A friend emailed me and said that his Azure VM was in trouble, running out of space.  Lots of unnecessary leftovers from updates were in his Side by Side (SxS) in Windows.  How, he asked, can I clean it out?

My standard advice, and something I do now and then on my servers, is an elevated command prompt and


dism /online /cleanup-image /analyzecomponentstore
DISM /online /Cleanup-Image  /StartComponentCleanup
DISM/online /Cleanup-Image  /StartComponentCleanup /ResetBase

Heck, I even tested it on my on-prem Hyper-V server.

My buddy says, "it don't work."  So I try it on my shiny new Azure VM that's running my Web server.  Sunovagun:

Error: 87

The cleanup-image option is unknown.

For more information, refer to the help by running DISM.exe /?.

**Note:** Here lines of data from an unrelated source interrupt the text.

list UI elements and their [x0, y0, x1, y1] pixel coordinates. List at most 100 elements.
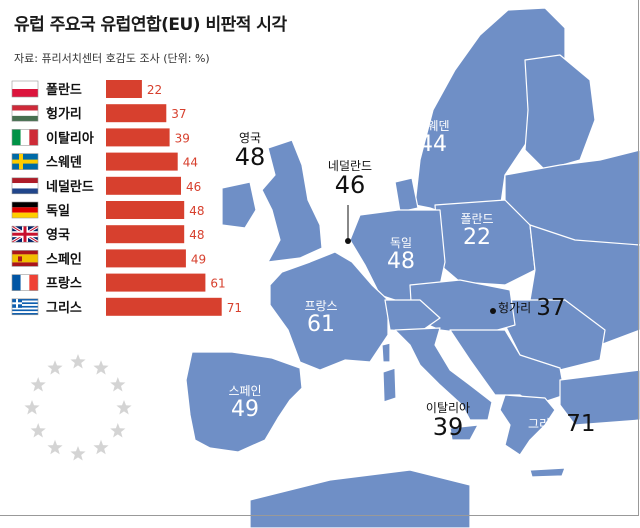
map-label-poland: 폴란드 22: [452, 213, 502, 249]
map-label-name: 헝가리: [498, 300, 532, 315]
bar-row: 그리스 71: [11, 297, 242, 316]
map-region-sicily: [449, 424, 479, 441]
bar-row: 헝가리 37: [11, 104, 187, 123]
sweden-flag-icon: [11, 153, 39, 170]
value-label: 46: [186, 180, 201, 194]
page-title: 유럽 주요국 유럽연합(EU) 비판적 시각: [14, 15, 287, 35]
map-label-value: 22: [463, 224, 491, 250]
eu-star: [110, 423, 126, 438]
netherlands-pointer: [345, 205, 351, 244]
map-label-value: 37: [536, 295, 566, 321]
bar: [106, 128, 170, 147]
map-label-sweden: 스웨덴 44: [410, 120, 456, 156]
map-label-value: 44: [419, 131, 447, 157]
map-region-alps: [384, 299, 441, 333]
map-label-name: 네덜란드: [327, 159, 373, 173]
eu-star: [70, 354, 86, 369]
eu-star: [93, 360, 109, 375]
map-label-name: 그리스: [528, 416, 562, 431]
map-label-value: 48: [387, 248, 415, 274]
value-label: 49: [191, 252, 206, 266]
bar: [106, 176, 181, 195]
map-label-germany: 독일 48: [381, 237, 421, 273]
france-flag-icon: [11, 274, 39, 291]
category-label: 네덜란드: [46, 179, 94, 195]
map-label-greece: 그리스 71: [528, 412, 608, 436]
eu-star: [110, 377, 126, 392]
bar-row: 이탈리아 39: [11, 128, 190, 147]
map-label-france: 프랑스 61: [298, 300, 344, 336]
map-label-value: 61: [307, 311, 335, 337]
bar-row: 프랑스 61: [11, 273, 226, 292]
value-label: 37: [171, 107, 186, 121]
value-label: 61: [210, 277, 225, 291]
map-label-name: 스페인: [228, 384, 262, 398]
map-region-corsica: [381, 342, 391, 363]
bar: [106, 80, 142, 98]
value-label: 44: [183, 156, 198, 170]
map-label-name: 독일: [389, 236, 413, 250]
map-region-balkans: [449, 329, 566, 406]
map-label-hungary: 헝가리 37: [498, 296, 598, 320]
value-label: 71: [227, 301, 242, 315]
eu-star: [30, 377, 46, 392]
map-label-value: 71: [566, 411, 596, 437]
category-label: 스페인: [46, 251, 82, 267]
category-label: 영국: [46, 228, 70, 243]
italy-flag-icon: [11, 129, 39, 146]
eu-star: [47, 439, 63, 455]
bar-row: 스페인 49: [11, 249, 206, 268]
bar: [106, 104, 167, 123]
category-label: 독일: [46, 204, 70, 219]
eu-star: [116, 400, 132, 415]
map-region-ireland: [221, 181, 257, 229]
hungary-flag-icon: [11, 104, 39, 122]
value-label: 48: [189, 228, 204, 242]
map-label-spain: 스페인 49: [222, 385, 268, 421]
map-label-name: 스웨덴: [416, 119, 450, 133]
map-label-uk: 영국 48: [228, 132, 272, 170]
bar-row: 폴란드 22: [11, 80, 162, 98]
category-label: 그리스: [46, 300, 82, 316]
netherlands-flag-icon: [11, 177, 39, 195]
map-region-uk: [261, 139, 323, 263]
category-label: 폴란드: [46, 83, 82, 98]
map-label-value: 49: [231, 396, 259, 422]
eu-star: [93, 439, 109, 455]
bar: [106, 152, 178, 171]
poland-flag-icon: [11, 80, 39, 98]
germany-flag-icon: [11, 201, 39, 219]
map-label-value: 46: [334, 170, 366, 199]
map-label-italy: 이탈리아 39: [416, 402, 480, 440]
map-label-name: 프랑스: [304, 299, 338, 313]
map-land: [185, 7, 640, 528]
bar-row: 독일 48: [11, 201, 205, 219]
value-label: 48: [189, 204, 204, 218]
map-label-value: 48: [234, 142, 266, 171]
source-note: 자료: 퓨리서치센터 호감도 조사 (단위: %): [14, 52, 210, 65]
spain-flag-icon: [11, 250, 39, 267]
hungary-pointer: [490, 308, 496, 314]
eu-star: [30, 423, 46, 438]
bar: [106, 225, 185, 244]
category-label: 프랑스: [46, 277, 82, 292]
map-region-turkey: [559, 369, 640, 426]
map-region-crete: [529, 467, 566, 478]
bar: [106, 297, 222, 316]
category-label: 이탈리아: [46, 130, 94, 146]
map-region-africa: [249, 469, 471, 528]
value-label: 22: [147, 83, 162, 97]
bar: [106, 249, 186, 268]
map-label-value: 39: [432, 412, 464, 441]
greece-flag-icon: [11, 298, 39, 316]
map-label-name: 영국: [238, 131, 262, 145]
uk-flag-icon: [11, 224, 39, 244]
map-region-romania: [504, 299, 606, 371]
eu-star: [70, 446, 86, 461]
bar-row: 스웨덴 44: [11, 152, 198, 171]
bar-chart: 폴란드 22 헝가리 37 이탈리아 39 스웨덴 44 네덜란드 46 독일 48 영국 48 스페인 49…: [11, 80, 242, 316]
map-region-sardinia: [382, 367, 397, 403]
category-label: 스웨덴: [46, 155, 82, 171]
map-region-greece: [499, 394, 556, 456]
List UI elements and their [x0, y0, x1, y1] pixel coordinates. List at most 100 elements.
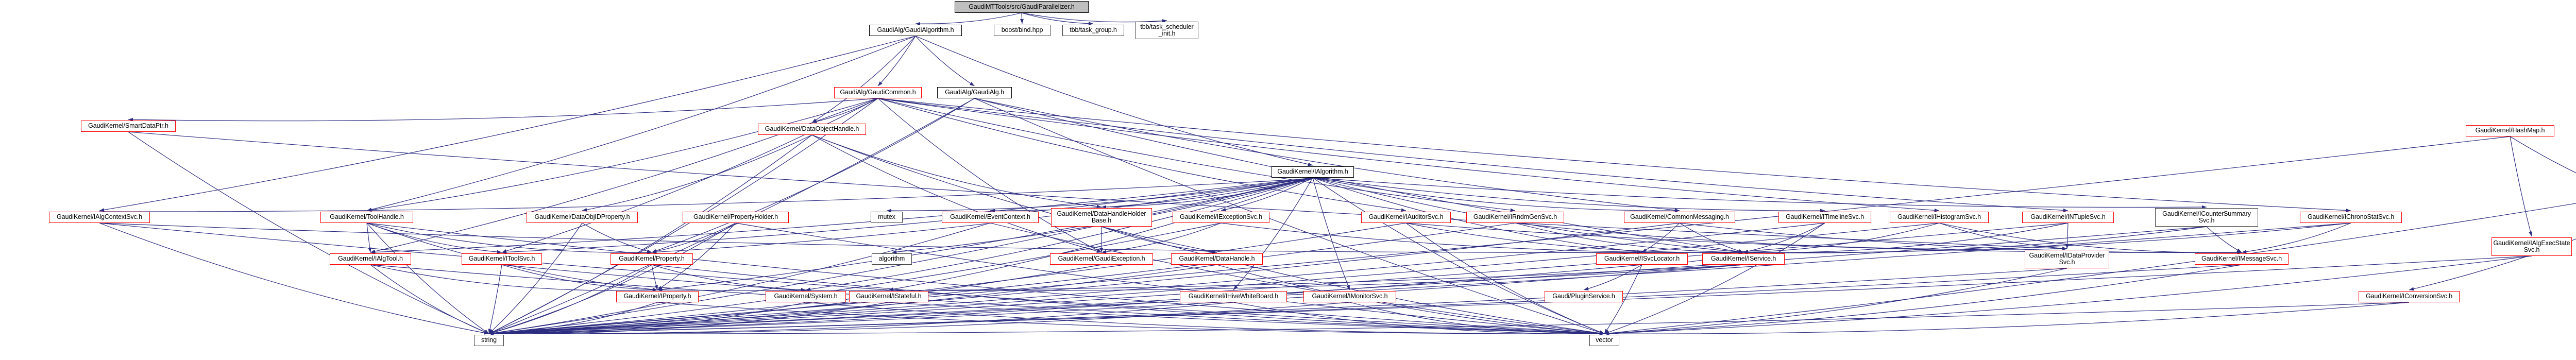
graph-node-n32[interactable]: GaudiKernel/Property.h [611, 253, 693, 265]
graph-node-n9[interactable]: GaudiKernel/HashMap.h [2466, 125, 2554, 136]
include-edge [2065, 222, 2069, 249]
graph-node-n11[interactable]: GaudiKernel/IAlgorithm.h [1272, 166, 1354, 178]
include-edge [1021, 12, 1167, 23]
graph-node-n33[interactable]: algorithm [872, 253, 912, 265]
graph-node-n48[interactable]: vector [1589, 335, 1619, 346]
include-edge [877, 98, 1516, 212]
graph-node-n30[interactable]: GaudiKernel/IAlgTool.h [330, 253, 411, 265]
graph-node-n39[interactable]: GaudiKernel/IMessageSvc.h [2195, 253, 2289, 265]
include-edge [805, 302, 1605, 336]
graph-node-n5[interactable]: GaudiAlg/GaudiCommon.h [834, 87, 922, 98]
graph-node-n42[interactable]: GaudiKernel/IStateful.h [849, 291, 928, 302]
graph-node-n31[interactable]: GaudiKernel/IToolSvc.h [462, 253, 542, 265]
include-edge [657, 177, 1313, 292]
graph-node-n45[interactable]: Gaudi/PluginService.h [1545, 291, 1623, 302]
include-edge [877, 98, 1406, 212]
graph-node-n12[interactable]: GaudiKernel/IAlgContextSvc.h [49, 212, 150, 223]
graph-node-n3[interactable]: tbb/task_group.h [1062, 25, 1124, 36]
include-edge [582, 222, 652, 253]
graph-node-n24[interactable]: GaudiKernel/IHistogramSvc.h [1890, 212, 1989, 223]
include-edge [128, 131, 2067, 251]
graph-node-n28[interactable]: GaudiKernel/IAlgExecState Svc.h [2492, 237, 2572, 256]
include-edge [488, 134, 812, 334]
include-edge [877, 98, 1102, 253]
include-edge [1312, 177, 1605, 334]
include-edge [651, 264, 806, 292]
include-edge [1221, 177, 1313, 212]
include-edge [888, 264, 1744, 292]
graph-node-n35[interactable]: GaudiKernel/DataHandle.h [1171, 253, 1263, 265]
graph-node-n17[interactable]: GaudiKernel/EventContext.h [942, 212, 1039, 223]
graph-node-n8[interactable]: GaudiKernel/SmartDataPtr.h [81, 121, 176, 132]
graph-node-n4[interactable]: tbb/task_scheduler _init.h [1136, 22, 1198, 39]
graph-node-n2[interactable]: boost/bind.hpp [994, 25, 1050, 36]
graph-node-n37[interactable]: GaudiKernel/IService.h [1702, 253, 1785, 265]
include-edge [651, 222, 736, 253]
graph-node-n41[interactable]: GaudiKernel/System.h [766, 291, 846, 302]
include-edge [2241, 222, 2351, 254]
graph-node-n36[interactable]: GaudiKernel/ISvcLocator.h [1596, 253, 1688, 265]
include-edge [1583, 264, 1642, 290]
include-edge [501, 98, 878, 253]
graph-node-n21[interactable]: GaudiKernel/IRndmGenSvc.h [1466, 212, 1564, 223]
graph-node-n26[interactable]: GaudiKernel/ICounterSummary Svc.h [2155, 208, 2258, 227]
include-edge [488, 222, 1680, 335]
include-edge [366, 222, 489, 334]
include-edge [1743, 222, 1940, 254]
include-edge [811, 36, 916, 123]
graph-node-n6[interactable]: GaudiAlg/GaudiAlg.h [937, 87, 1012, 98]
graph-node-n22[interactable]: GaudiKernel/CommonMessaging.h [1624, 212, 1735, 223]
include-edge [811, 134, 1217, 253]
graph-node-n13[interactable]: GaudiKernel/ToolHandle.h [320, 212, 413, 223]
graph-node-n1[interactable]: GaudiAlg/GaudiAlgorithm.h [869, 25, 962, 36]
include-edge [370, 264, 658, 292]
include-edge [488, 222, 1825, 335]
include-edge [1233, 302, 1605, 336]
include-edge [370, 264, 1605, 336]
include-edge [657, 302, 1605, 336]
graph-node-n16[interactable]: mutex [871, 212, 903, 223]
include-edge [1604, 264, 2242, 335]
include-edge [1101, 222, 1222, 254]
include-edge [811, 134, 1102, 253]
include-edge [1743, 222, 1825, 253]
include-edge [488, 222, 583, 334]
graph-node-n46[interactable]: GaudiKernel/IConversionSvc.h [2359, 291, 2460, 302]
include-edge [1604, 222, 1825, 334]
graph-node-n19[interactable]: GaudiKernel/IExceptionSvc.h [1173, 212, 1269, 223]
graph-node-n23[interactable]: GaudiKernel/ITimelineSvc.h [1778, 212, 1871, 223]
graph-node-n20[interactable]: GaudiKernel/IAuditorSvc.h [1361, 212, 1451, 223]
graph-node-n0[interactable]: GaudiMTTools/src/GaudiParallelizer.h [955, 1, 1089, 13]
include-edge [488, 136, 2511, 335]
include-edge [915, 12, 1022, 26]
graph-node-n43[interactable]: GaudiKernel/IHiveWhiteBoard.h [1180, 291, 1287, 302]
graph-node-n44[interactable]: GaudiKernel/IMonitorSvc.h [1303, 291, 1396, 302]
include-edge [1515, 222, 1744, 254]
include-edge [1641, 222, 1680, 253]
include-edge [488, 222, 1222, 335]
graph-node-n38[interactable]: GaudiKernel/IDataProvider Svc.h [2025, 250, 2109, 268]
graph-node-n25[interactable]: GaudiKernel/INTupleSvc.h [2022, 212, 2114, 223]
graph-node-n15[interactable]: GaudiKernel/PropertyHolder.h [683, 212, 789, 223]
graph-node-n14[interactable]: GaudiKernel/DataObjIDProperty.h [527, 212, 638, 223]
graph-node-n7[interactable]: GaudiKernel/DataObjectHandle.h [758, 124, 866, 135]
graph-node-n27[interactable]: GaudiKernel/IChronoStatSvc.h [2300, 212, 2402, 223]
graph-node-n47[interactable]: string [474, 335, 504, 346]
include-edge [915, 36, 1313, 166]
include-edge [370, 98, 878, 253]
include-edge [651, 264, 658, 290]
include-edge [811, 134, 1102, 209]
include-edge [877, 98, 2351, 212]
include-edge [651, 98, 975, 253]
include-edge [1939, 222, 2067, 250]
include-edge [488, 264, 502, 334]
graph-node-n34[interactable]: GaudiKernel/GaudiException.h [1050, 253, 1153, 265]
include-edge [2409, 238, 2576, 291]
graph-node-n18[interactable]: GaudiKernel/DataHandleHolder Base.h [1051, 208, 1152, 227]
graph-node-n40[interactable]: GaudiKernel/IProperty.h [616, 291, 699, 302]
include-edge [99, 222, 489, 335]
include-edge [488, 302, 1350, 336]
include-edge [366, 222, 652, 254]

The DISM log file can be found at C:\Windows\Logs\DISM\dism.log

Stunningly, the DISM log contains no information at all on the matter.  (Think Claude Rains in Casablanca:  "Gambling here?  I'm shocked, I tell you.")

Also weird...

So, when you open up a command prompt, your default is your Users folder normally.  But open an elevated command prompt, and your default folder is windows\system32.

Not in Azure.

And here's the super-funky part.  My Azure VM is just a 2012R2 VM created on my Hyper-V server a couple of years ago.  I have SEEN that thing put me in System32 a million times.  But now that it's i Azure, no more.

I mean, I expected Integration Services, but not major kernel surgery.  They whack the SxS commands... why?  Very odd.